I remember the quality of her skin: like an apricot; a few amber coloured hairs. Eyes blistered with paint underneath. A huge Goddess woman, who was also an old drudge; a big boned striding figure; much got up, of late. Last time I saw her at the Gargoyle Cocktail; when she was in her abundant expansive mood. I never reached any other; yet always liked her. Met her perhaps once a year, about her books. She dined here the night her
Castles in Spain
came out. And I went to tea in Woburn Square, and the butter was wrapped in a newspaper. And there was an Italian double bed in the drawing room. She was instinctive; and had the charm of good actress manners; and their Bohemianism and sentimentality. But I think was a sterling spontaneous mother and daughter; not ambitious; a great hand at life; I suppose harassed for money; and extravagant; and very bold; and courageous—a maker of picturesque surroundings. So strong and large that she should have lived to be 80; yet no doubt undermined that castle, with late hours: I don't know. She could transmit something into words. Her daughter Virginia to be married this week. And think of Viola lying dead. How out of place—unnecessary.

Tuesday, November 22nd

I meant to write Reflections on my position as a writer. I don't want to read Dante; have ten minutes over from rehashing "Lappin and Lapinova," a story written I think at Asheham 20 years ago or more; when I was writing
Night and Day
perhaps.

That's a long stretch. And apparently I've been exalted to a very high position, say about 10 years ago: then was decapitated by W. Lewis, and Miss Stein; am now I think—let me see—out of date, of course; not a patch, with the young, on Morgan:
*
Yet wrote
The Waves;
yet am unlikely to write anything good again; am a secondrate and likely, I think, to be discarded altogether. I think that's my public reputation at the moment. It is based largely on C. Connolly's cocktail criticism: a sheaf of feathers in the wind. How much do I mind? Less than I expected. But then of course; it's all less than I realised.
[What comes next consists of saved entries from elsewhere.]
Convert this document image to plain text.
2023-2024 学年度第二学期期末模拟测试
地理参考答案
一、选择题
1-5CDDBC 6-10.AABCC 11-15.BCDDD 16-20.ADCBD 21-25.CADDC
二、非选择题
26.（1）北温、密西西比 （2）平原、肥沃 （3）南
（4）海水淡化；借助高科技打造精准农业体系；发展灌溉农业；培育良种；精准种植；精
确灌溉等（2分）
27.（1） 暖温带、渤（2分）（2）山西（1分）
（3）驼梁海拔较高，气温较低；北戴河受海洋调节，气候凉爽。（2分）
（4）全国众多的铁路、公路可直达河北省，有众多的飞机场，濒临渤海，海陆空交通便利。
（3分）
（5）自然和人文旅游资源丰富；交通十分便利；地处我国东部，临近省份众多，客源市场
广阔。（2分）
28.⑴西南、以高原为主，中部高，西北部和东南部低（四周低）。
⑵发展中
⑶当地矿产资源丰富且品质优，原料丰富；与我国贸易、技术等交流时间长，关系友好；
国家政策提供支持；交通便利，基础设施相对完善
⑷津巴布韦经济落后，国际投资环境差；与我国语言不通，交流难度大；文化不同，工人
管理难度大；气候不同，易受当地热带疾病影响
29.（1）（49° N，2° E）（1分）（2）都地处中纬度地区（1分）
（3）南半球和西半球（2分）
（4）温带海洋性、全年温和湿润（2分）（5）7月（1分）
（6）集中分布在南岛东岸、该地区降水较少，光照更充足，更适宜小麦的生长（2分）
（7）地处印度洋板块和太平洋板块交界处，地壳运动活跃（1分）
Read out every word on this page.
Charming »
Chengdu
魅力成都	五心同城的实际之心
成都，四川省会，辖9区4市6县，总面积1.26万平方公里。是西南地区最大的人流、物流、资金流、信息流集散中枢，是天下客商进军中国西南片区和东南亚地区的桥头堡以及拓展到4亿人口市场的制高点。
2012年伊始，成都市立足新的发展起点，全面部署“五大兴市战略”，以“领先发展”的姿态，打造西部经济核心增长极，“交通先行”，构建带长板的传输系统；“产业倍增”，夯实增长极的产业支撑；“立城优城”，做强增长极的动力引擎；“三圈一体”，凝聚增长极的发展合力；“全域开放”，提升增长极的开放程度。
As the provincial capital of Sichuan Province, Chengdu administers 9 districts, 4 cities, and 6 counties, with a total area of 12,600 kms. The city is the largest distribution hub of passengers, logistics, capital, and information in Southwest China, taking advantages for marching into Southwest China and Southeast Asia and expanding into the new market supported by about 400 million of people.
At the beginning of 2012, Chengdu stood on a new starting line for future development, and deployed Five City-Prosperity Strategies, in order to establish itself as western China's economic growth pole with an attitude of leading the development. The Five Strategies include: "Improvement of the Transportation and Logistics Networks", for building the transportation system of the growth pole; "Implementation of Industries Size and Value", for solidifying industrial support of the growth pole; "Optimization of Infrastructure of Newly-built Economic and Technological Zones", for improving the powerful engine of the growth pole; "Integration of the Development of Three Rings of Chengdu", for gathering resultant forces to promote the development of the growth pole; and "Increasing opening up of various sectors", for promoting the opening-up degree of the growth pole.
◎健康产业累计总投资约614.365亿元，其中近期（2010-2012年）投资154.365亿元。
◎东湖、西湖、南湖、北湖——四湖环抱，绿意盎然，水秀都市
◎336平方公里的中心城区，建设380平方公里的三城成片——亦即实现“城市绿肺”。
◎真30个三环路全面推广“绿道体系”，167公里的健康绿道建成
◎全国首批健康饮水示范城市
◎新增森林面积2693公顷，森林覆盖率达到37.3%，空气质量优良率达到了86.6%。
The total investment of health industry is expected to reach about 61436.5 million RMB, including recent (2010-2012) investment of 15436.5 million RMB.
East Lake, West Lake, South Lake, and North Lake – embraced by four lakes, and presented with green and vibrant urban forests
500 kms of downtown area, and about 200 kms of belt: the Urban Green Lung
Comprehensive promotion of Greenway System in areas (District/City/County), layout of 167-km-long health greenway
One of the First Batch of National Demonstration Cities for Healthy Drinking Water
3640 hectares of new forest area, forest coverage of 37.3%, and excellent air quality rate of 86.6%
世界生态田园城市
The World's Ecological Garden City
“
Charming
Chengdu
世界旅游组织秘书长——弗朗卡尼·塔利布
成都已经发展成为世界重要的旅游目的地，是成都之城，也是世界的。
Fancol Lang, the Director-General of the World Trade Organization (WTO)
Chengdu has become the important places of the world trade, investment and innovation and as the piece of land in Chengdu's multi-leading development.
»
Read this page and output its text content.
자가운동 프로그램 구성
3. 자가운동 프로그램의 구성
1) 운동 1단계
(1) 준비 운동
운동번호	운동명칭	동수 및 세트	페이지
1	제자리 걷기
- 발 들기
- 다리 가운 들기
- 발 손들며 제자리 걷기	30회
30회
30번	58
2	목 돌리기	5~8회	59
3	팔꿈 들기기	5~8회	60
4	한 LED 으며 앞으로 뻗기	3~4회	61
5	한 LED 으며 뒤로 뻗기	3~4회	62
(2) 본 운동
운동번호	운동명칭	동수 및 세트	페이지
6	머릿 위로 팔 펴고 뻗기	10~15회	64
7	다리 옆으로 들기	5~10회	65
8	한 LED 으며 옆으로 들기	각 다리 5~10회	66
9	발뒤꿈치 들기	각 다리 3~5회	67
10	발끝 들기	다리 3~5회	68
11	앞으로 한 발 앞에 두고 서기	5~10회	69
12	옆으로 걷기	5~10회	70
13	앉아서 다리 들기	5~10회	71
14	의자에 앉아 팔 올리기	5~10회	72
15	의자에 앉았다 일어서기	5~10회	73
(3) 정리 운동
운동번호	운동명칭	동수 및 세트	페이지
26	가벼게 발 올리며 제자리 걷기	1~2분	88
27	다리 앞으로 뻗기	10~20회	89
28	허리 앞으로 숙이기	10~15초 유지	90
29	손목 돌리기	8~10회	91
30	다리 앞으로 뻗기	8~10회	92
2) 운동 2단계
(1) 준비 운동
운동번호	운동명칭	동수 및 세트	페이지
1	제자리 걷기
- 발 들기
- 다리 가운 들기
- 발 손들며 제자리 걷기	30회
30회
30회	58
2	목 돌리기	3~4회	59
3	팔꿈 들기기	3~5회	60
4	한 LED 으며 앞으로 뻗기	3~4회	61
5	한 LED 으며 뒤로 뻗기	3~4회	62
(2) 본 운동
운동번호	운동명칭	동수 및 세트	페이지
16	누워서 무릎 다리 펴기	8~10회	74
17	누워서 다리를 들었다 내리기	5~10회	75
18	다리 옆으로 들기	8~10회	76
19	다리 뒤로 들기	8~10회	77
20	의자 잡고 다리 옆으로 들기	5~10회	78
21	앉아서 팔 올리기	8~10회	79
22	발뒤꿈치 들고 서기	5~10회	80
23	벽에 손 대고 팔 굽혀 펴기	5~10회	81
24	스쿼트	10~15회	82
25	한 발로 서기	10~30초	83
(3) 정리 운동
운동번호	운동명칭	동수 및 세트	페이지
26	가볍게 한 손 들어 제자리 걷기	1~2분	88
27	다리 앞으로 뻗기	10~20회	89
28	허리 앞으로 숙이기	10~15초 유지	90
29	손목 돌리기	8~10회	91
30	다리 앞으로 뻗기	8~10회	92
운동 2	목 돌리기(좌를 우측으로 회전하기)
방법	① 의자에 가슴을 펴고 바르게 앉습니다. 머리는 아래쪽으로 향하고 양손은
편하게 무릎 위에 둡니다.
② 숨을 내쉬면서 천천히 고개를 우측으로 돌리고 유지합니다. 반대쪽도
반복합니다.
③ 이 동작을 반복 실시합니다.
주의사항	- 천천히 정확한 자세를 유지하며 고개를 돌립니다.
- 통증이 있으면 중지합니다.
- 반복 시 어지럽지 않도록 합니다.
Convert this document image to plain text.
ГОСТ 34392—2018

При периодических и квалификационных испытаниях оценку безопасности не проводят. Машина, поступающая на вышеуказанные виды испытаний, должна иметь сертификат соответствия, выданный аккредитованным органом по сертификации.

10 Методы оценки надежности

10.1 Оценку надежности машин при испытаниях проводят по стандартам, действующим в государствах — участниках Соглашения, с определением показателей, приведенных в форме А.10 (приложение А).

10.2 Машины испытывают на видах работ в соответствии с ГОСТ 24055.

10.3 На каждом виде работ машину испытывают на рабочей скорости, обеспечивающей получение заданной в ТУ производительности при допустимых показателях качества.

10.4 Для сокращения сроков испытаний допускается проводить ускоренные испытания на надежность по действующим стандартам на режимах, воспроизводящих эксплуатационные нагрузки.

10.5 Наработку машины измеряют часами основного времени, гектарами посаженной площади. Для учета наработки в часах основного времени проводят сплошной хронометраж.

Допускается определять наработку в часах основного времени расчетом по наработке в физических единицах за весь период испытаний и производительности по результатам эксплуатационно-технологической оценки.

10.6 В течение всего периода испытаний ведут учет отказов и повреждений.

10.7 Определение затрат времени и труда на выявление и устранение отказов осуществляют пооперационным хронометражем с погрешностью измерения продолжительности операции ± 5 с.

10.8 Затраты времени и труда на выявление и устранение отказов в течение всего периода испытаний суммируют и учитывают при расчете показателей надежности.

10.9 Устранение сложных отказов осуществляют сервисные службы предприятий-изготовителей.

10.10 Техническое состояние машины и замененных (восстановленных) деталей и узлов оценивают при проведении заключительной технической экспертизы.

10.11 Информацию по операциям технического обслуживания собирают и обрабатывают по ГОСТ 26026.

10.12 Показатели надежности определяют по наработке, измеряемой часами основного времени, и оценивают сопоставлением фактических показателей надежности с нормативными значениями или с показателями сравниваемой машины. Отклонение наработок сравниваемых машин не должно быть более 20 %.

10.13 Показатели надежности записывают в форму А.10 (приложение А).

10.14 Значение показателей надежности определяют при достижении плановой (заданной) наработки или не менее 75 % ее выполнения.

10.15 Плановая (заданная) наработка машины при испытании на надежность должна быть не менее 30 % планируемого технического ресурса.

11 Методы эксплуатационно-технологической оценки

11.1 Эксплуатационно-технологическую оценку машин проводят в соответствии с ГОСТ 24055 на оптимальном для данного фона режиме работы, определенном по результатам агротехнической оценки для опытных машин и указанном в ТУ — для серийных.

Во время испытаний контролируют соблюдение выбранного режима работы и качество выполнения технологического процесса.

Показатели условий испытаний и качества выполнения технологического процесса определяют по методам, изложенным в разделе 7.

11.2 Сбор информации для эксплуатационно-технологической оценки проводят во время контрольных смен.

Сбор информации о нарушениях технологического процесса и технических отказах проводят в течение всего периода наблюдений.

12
I mean, I never thought I was so famous; so don't feel the decapitation. Yet it's true that after
The Waves,
or
Flush, Scrutiny
I think found me out. W. L. attacked me. I was aware of an active opposition. Yes I used to be praised by the young and attacked by the elderly.
Three Guineas
has queered the pitch. For the G. M. Youngs and the Scrutineers both attack that. And my own friends have sent me to Coventry over it. So my position is ambiguous. Undoubtedly Morgan's reputation is much higher than my own. So is Tom's.
†
Well? In a way it is a relief. I'm fundamentally, I think, an outsider. I do my best work and feel most braced with my back to the wall. It's an odd feeling though, writing against the current: difficult entirely to disregard the current. Yet of course I shall. And it remains to be seen if there's anything in
P.H.
In any case I have my critical brain to fall back on.